"An expert is a man who has made all the mistakes which can be made, in a narrow field."

- Niels Henrik David Bohr

Saturday, June 19, 2010

Practice plan - Step 2. The trading process

Ok - before I get into this bit of the plan, a few more quotes on complication:

(And - for the sake of posterity and proper citation, the book that all this comes from:Trading from Your Gut: How to Use Right Brain Instinct & Left Brain Smarts to Become a Master Trader).

'Our logical mind imagines that if trading were simple, more traders would be successful; therefore, trading must be complicated. ... The left brain doesn't realize that the relative lack of attention to the right brain's importance in trading, not the lack of information, makes trading difficult for most people.'

(Is that me all over or what?!?!)

'This is the reason so many traders seek gurus. Their logical brains don't believe that trading can be simple, so they try to seek out the hidden knowledge that must be missing from their trading. Lacking this secret information, traders often are hesitant and unconfident in their trading. The internal conflict between what their left brain tells them is required and the simple truth that trading is actually very simple undermines this confidence. So traders seek out others who can tell them what they think must be missing. They believe that if they get the secret information, they will know enough to trade confidently. ... Despite what some people tell you, no secrets are involved. The art of the trade comes from simplicity, not complication, and from seeing the big picture.'

Me again. That is why I keep asking why/how. I have read almost the exact same thing several times on Scott's blog, but I didn't believe it. Me and hard lessons; just shoot me already.

Now - back to work.

The best practice for trading... is well, trading. Over and over again. Systematically. By process.

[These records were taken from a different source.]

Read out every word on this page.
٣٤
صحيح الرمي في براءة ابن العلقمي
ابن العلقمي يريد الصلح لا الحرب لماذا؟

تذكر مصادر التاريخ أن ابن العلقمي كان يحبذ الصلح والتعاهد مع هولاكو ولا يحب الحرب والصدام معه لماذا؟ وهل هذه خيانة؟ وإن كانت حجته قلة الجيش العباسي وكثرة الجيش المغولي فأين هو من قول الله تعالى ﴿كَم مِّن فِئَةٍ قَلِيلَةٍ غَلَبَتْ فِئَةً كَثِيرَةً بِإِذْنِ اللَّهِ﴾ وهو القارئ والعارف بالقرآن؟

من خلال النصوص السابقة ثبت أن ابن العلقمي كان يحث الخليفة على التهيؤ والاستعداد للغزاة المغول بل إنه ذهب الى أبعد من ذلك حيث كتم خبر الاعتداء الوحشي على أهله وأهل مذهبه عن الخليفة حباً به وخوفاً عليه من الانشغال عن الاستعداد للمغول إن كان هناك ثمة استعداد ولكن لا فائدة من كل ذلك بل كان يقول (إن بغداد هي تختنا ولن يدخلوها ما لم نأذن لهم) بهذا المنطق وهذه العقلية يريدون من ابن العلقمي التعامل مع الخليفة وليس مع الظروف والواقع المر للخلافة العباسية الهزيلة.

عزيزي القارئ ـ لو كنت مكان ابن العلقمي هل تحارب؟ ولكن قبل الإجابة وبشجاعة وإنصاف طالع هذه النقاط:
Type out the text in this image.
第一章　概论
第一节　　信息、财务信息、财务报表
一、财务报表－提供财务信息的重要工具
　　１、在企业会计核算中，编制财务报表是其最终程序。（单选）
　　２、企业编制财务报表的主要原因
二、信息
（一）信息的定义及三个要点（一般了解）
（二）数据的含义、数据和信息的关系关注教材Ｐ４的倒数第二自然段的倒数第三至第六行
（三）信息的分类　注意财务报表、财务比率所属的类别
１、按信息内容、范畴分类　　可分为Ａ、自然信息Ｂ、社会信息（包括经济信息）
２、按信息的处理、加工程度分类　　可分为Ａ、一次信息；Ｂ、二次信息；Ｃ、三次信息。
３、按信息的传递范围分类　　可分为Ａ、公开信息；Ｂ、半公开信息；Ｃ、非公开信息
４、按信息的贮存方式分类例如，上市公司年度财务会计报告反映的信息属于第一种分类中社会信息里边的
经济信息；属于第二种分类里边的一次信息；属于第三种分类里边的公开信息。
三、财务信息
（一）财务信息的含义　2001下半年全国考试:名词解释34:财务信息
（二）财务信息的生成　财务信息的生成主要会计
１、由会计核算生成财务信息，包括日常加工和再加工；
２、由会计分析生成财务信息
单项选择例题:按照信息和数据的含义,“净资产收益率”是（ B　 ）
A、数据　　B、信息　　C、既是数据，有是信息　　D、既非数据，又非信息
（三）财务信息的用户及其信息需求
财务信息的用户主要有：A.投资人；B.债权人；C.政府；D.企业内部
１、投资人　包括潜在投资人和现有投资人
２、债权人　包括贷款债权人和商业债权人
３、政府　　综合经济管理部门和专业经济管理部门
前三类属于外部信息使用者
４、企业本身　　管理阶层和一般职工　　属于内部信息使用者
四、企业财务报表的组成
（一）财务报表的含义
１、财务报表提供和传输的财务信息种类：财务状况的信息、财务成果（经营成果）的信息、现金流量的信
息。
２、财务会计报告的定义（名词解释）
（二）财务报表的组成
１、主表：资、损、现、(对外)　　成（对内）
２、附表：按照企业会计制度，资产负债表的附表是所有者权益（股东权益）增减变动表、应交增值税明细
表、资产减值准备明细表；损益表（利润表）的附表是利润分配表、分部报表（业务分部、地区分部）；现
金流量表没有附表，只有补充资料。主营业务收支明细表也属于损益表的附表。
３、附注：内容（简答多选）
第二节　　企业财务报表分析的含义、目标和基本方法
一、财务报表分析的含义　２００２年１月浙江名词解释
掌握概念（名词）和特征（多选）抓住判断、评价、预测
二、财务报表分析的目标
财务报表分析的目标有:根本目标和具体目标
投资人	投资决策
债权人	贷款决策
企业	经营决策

Here is the process that I intend to practice by, i.e., train my intuition by (and eventually trade by):


  1. Analyze the market state - Determine whether it is a good time to consider purchases, short sales, or neither.
  2. Hunt for good stocks - Find stocks that fit the strategy you are trading, and that reflect good potential buys or sells that harmonize with the overall market state.
  3. Determine the required trigger behavior - Determine what each stock will have to do before you would buy or sell it; set appropriate market alerts so you will know if this behavior occurs.
  4. Prepare and execute orders - Prepare the entry and exit criteria and quantity for any trades so that you are ready to place an order if an alert triggers. If an alert does trigger, check the overall market again and then place the order.
Again - nothing new here at all. In fact, a lot of us are probably implementing this to some degree. But here it is written out. The book goes onto break down the steps practically which was very helpful to me. I plan on doing my own breakdown of the steps in separate blog posts - together these will constitute my 'new' trading plan.